A tiny JQuery syntax inspired library for querying, events and some simple DOM manipulation. This is a fork of Remy Sharp's min.js which is no longer being maintained.
var links = $('p:first-child a');
If there is more than one link, the return value is NodeList
, if there's only a single match, you have an Element
object. So you need to have an idea of what to expect if you want to modify the DOM.
$('p:first-child a').addClass('first');
$('p:first-child a').removeClass('first');
$('p:first-child a').toggleClass('first');
$('p:first-child a').hasClass('first');
$('a').attr('href','index.html');
$('input').attr('value');
$('a#some-place').href = '/some-place.html';
var link = $('a#some-place').href;
$('div#title').before(html);
$('div#title').after(html);
This is just the native javascript function innerHTML.
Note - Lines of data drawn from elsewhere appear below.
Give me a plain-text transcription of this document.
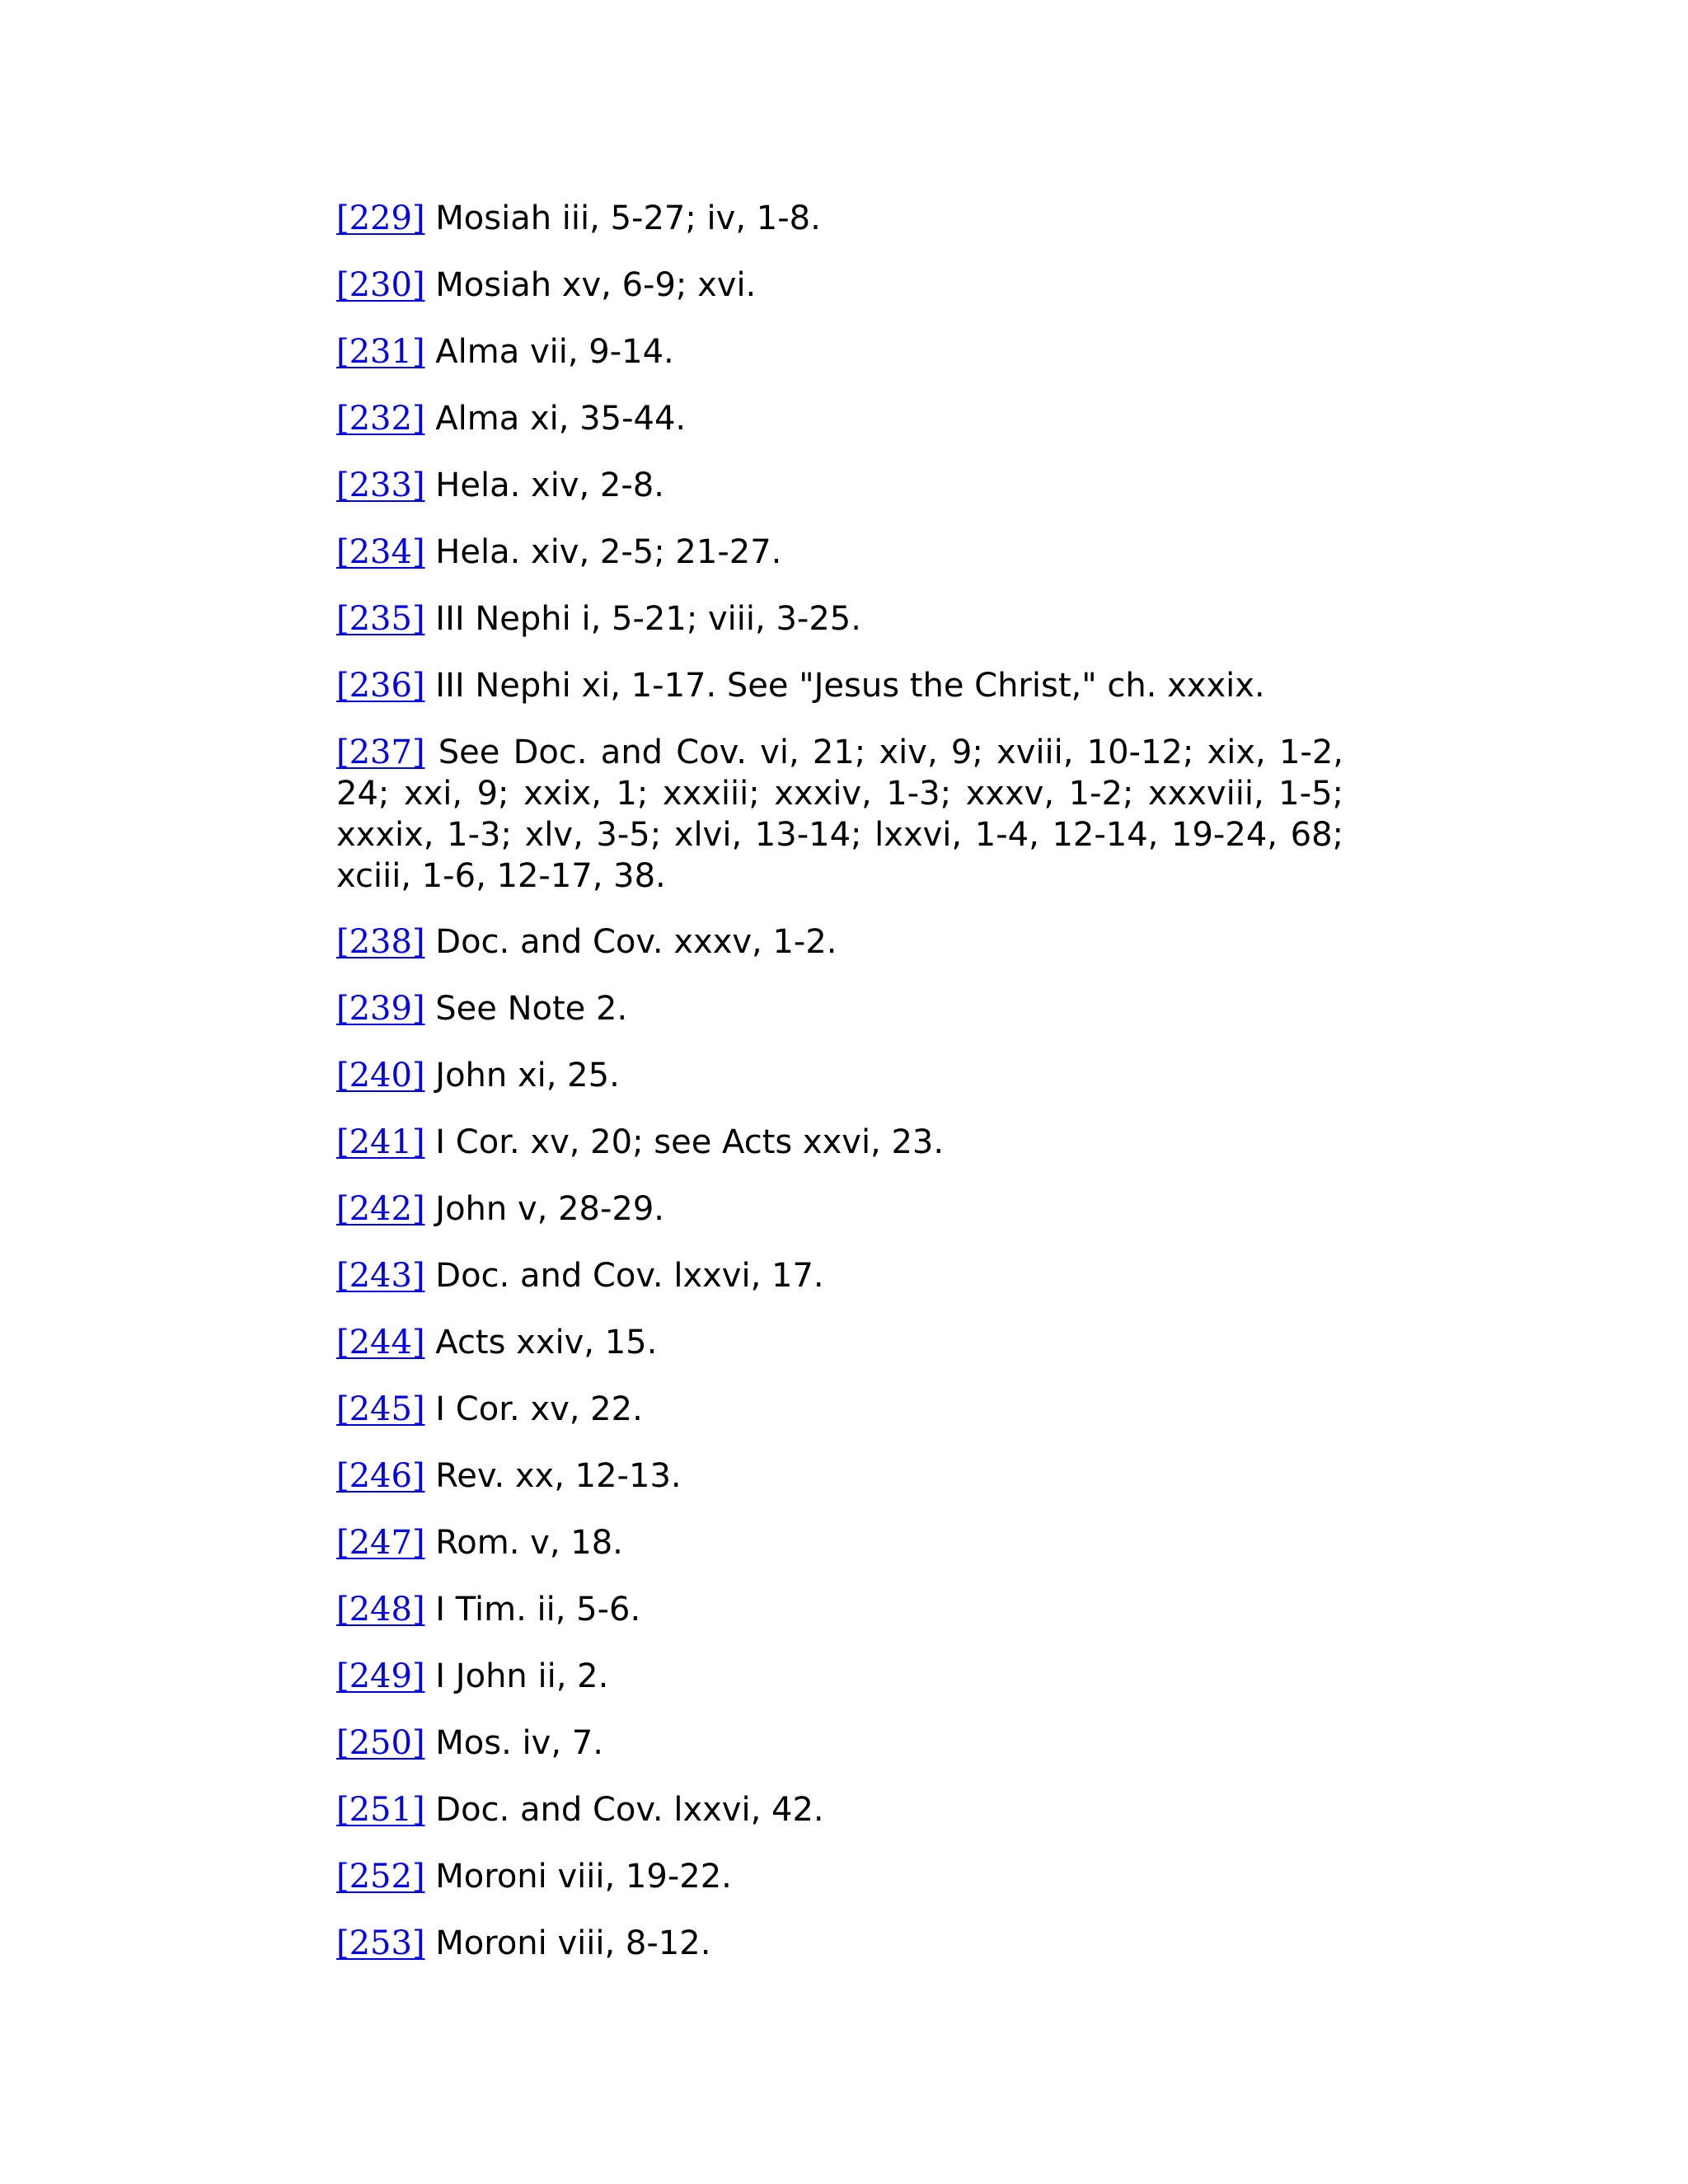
[229] Mosiah iii, 5-27; iv, 1-8.

[230] Mosiah xv, 6-9; xvi.

[231] Alma vii, 9-14.

[232] Alma xi, 35-44.

[233] Hela. xiv, 2-8.

[234] Hela. xiv, 2-5; 21-27.

[235] III Nephi i, 5-21; viii, 3-25.

[236] III Nephi xi, 1-17. See "Jesus the Christ," ch. xxxix.

[237] See Doc. and Cov. vi, 21; xiv, 9; xviii, 10-12; xix, 1-2, 24; xxi, 9; xxix, 1; xxxiii; xxxiv, 1-3; xxxv, 1-2; xxxviii, 1-5; xxxix, 1-3; xlv, 3-5; xlvi, 13-14; lxxvi, 1-4, 12-14, 19-24, 68; xciii, 1-6, 12-17, 38.

[238] Doc. and Cov. xxxv, 1-2.

[239] See Note 2.

[240] John xi, 25.

[241] I Cor. xv, 20; see Acts xxvi, 23.

[242] John v, 28-29.

[243] Doc. and Cov. lxxvi, 17.

[244] Acts xxiv, 15.

[245] I Cor. xv, 22.

[246] Rev. xx, 12-13.

[247] Rom. v, 18.

[248] I Tim. ii, 5-6.

[249] I John ii, 2.

[250] Mos. iv, 7.

[251] Doc. and Cov. lxxvi, 42.

[252] Moroni viii, 19-22.

[253] Moroni viii, 8-12.
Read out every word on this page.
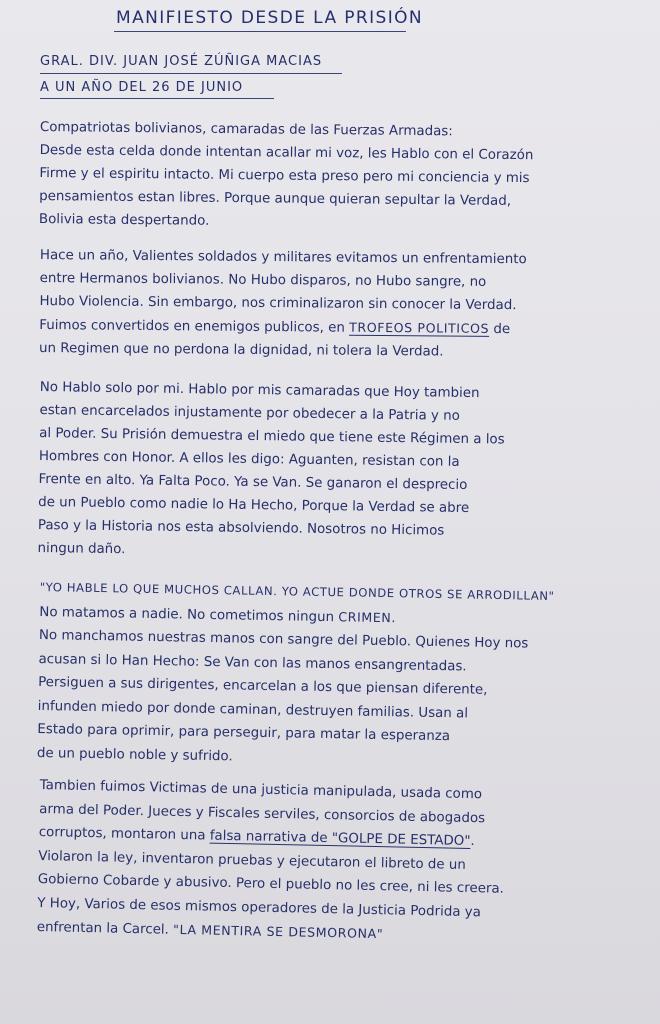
MANIFIESTO DESDE LA PRISIÓN
GRAL. DIV. JUAN JOSÉ ZÚÑIGA MACIAS
A UN AÑO DEL 26 DE JUNIO
Compatriotas bolivianos, camaradas de las Fuerzas Armadas:
Desde esta celda donde intentan acallar mi voz, les Hablo con el Corazón
Firme y el espiritu intacto. Mi cuerpo esta preso pero mi conciencia y mis
pensamientos estan libres. Porque aunque quieran sepultar la Verdad,
Bolivia esta despertando.
Hace un año, Valientes soldados y militares evitamos un enfrentamiento
entre Hermanos bolivianos. No Hubo disparos, no Hubo sangre, no
Hubo Violencia. Sin embargo, nos criminalizaron sin conocer la Verdad.
Fuimos convertidos en enemigos publicos, en TROFEOS POLITICOS de
un Regimen que no perdona la dignidad, ni tolera la Verdad.
No Hablo solo por mi. Hablo por mis camaradas que Hoy tambien
estan encarcelados injustamente por obedecer a la Patria y no
al Poder. Su Prisión demuestra el miedo que tiene este Régimen a los
Hombres con Honor. A ellos les digo: Aguanten, resistan con la
Frente en alto. Ya Falta Poco. Ya se Van. Se ganaron el desprecio
de un Pueblo como nadie lo Ha Hecho, Porque la Verdad se abre
Paso y la Historia nos esta absolviendo. Nosotros no Hicimos
ningun daño.
"YO HABLE LO QUE MUCHOS CALLAN. YO ACTUE DONDE OTROS SE ARRODILLAN"
No matamos a nadie. No cometimos ningun CRIMEN.
No manchamos nuestras manos con sangre del Pueblo. Quienes Hoy nos
acusan si lo Han Hecho: Se Van con las manos ensangrentadas.
Persiguen a sus dirigentes, encarcelan a los que piensan diferente,
infunden miedo por donde caminan, destruyen familias. Usan al
Estado para oprimir, para perseguir, para matar la esperanza
de un pueblo noble y sufrido.
Tambien fuimos Victimas de una justicia manipulada, usada como
arma del Poder. Jueces y Fiscales serviles, consorcios de abogados
corruptos, montaron una falsa narrativa de "GOLPE DE ESTADO".
Violaron la ley, inventaron pruebas y ejecutaron el libreto de un
Gobierno Cobarde y abusivo. Pero el pueblo no les cree, ni les creera.
Y Hoy, Varios de esos mismos operadores de la Justicia Podrida ya
enfrentan la Carcel. "LA MENTIRA SE DESMORONA"
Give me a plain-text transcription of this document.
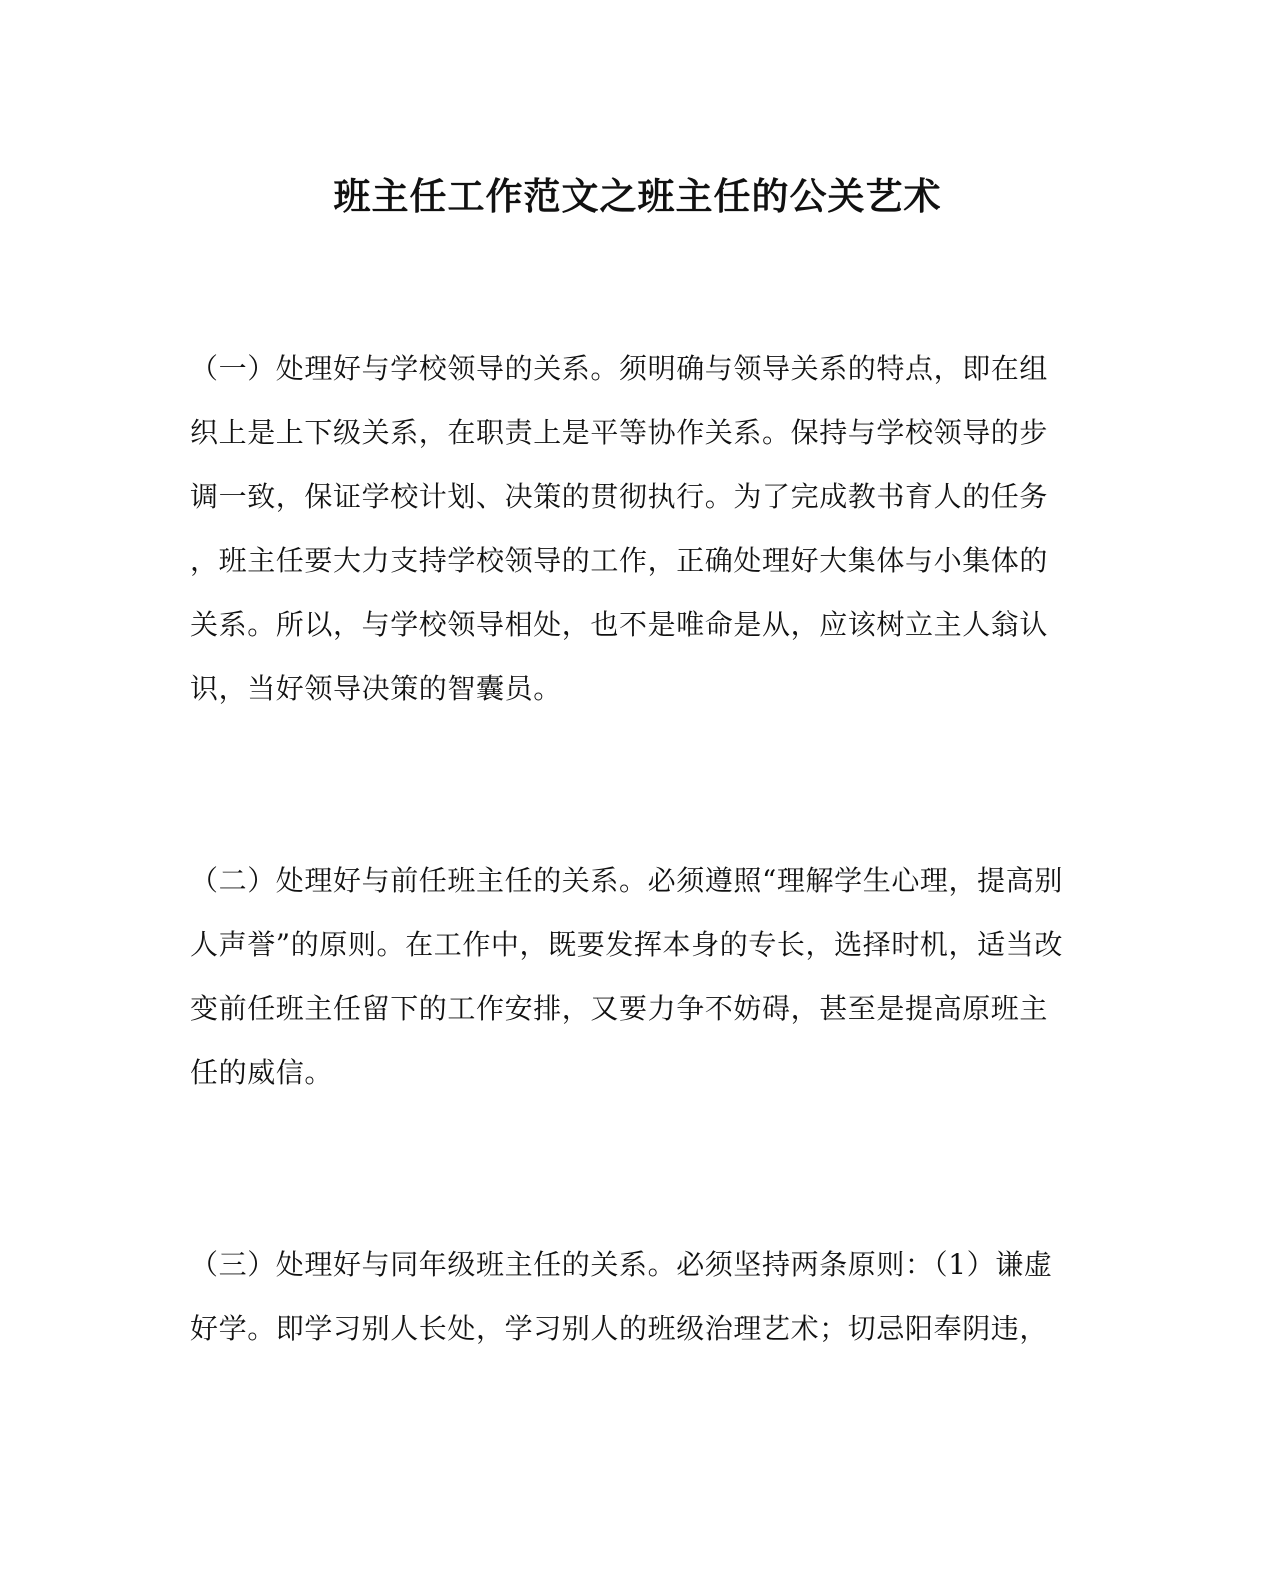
班主任工作范文之班主任的公关艺术

（一）处理好与学校领导的关系。须明确与领导关系的特点，即在组

织上是上下级关系，在职责上是平等协作关系。保持与学校领导的步

调一致，保证学校计划、决策的贯彻执行。为了完成教书育人的任务

，班主任要大力支持学校领导的工作，正确处理好大集体与小集体的

关系。所以，与学校领导相处，也不是唯命是从，应该树立主人翁认

识，当好领导决策的智囊员。

（二）处理好与前任班主任的关系。必须遵照“理解学生心理，提高别

人声誉”的原则。在工作中，既要发挥本身的专长，选择时机，适当改

变前任班主任留下的工作安排，又要力争不妨碍，甚至是提高原班主

任的威信。

（三）处理好与同年级班主任的关系。必须坚持两条原则：（1）谦虚

好学。即学习别人长处，学习别人的班级治理艺术；切忌阳奉阴违，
$('div#title').innerHTML = html;
$('p:first-child a').on('click', function (event) {
event.preventDefault();
// do something else
});
Note: the on
and trigger
methods are on both Node
objects and NodeList
objects, which also means this affects the document
node, so document.on(type, callback)
will also work.
$('a').on('foo', function () {
// foo was fired
});
$('a:first-child').trigger('foo');
$.on('foo', function () {
// foo was fired, but doesn't require a selector
});
Current min.js has no support for turning off events (beyond .removeEventListener
-- but even then you don't have the reference function to work with).
$('p').forEach(function (el, index) {
console.log(el.innerHTML);
});
Note: jQuery-like libraries tend to make the context this
the element. Since we're borrowing forEach
from the array object, this
does not refer to the element.
$('a').on('foo', bar).on('click', doclick).trigger('foobar');
Like jQuery, this tiny library silently fails when it doesn't match any elements. As you might expect.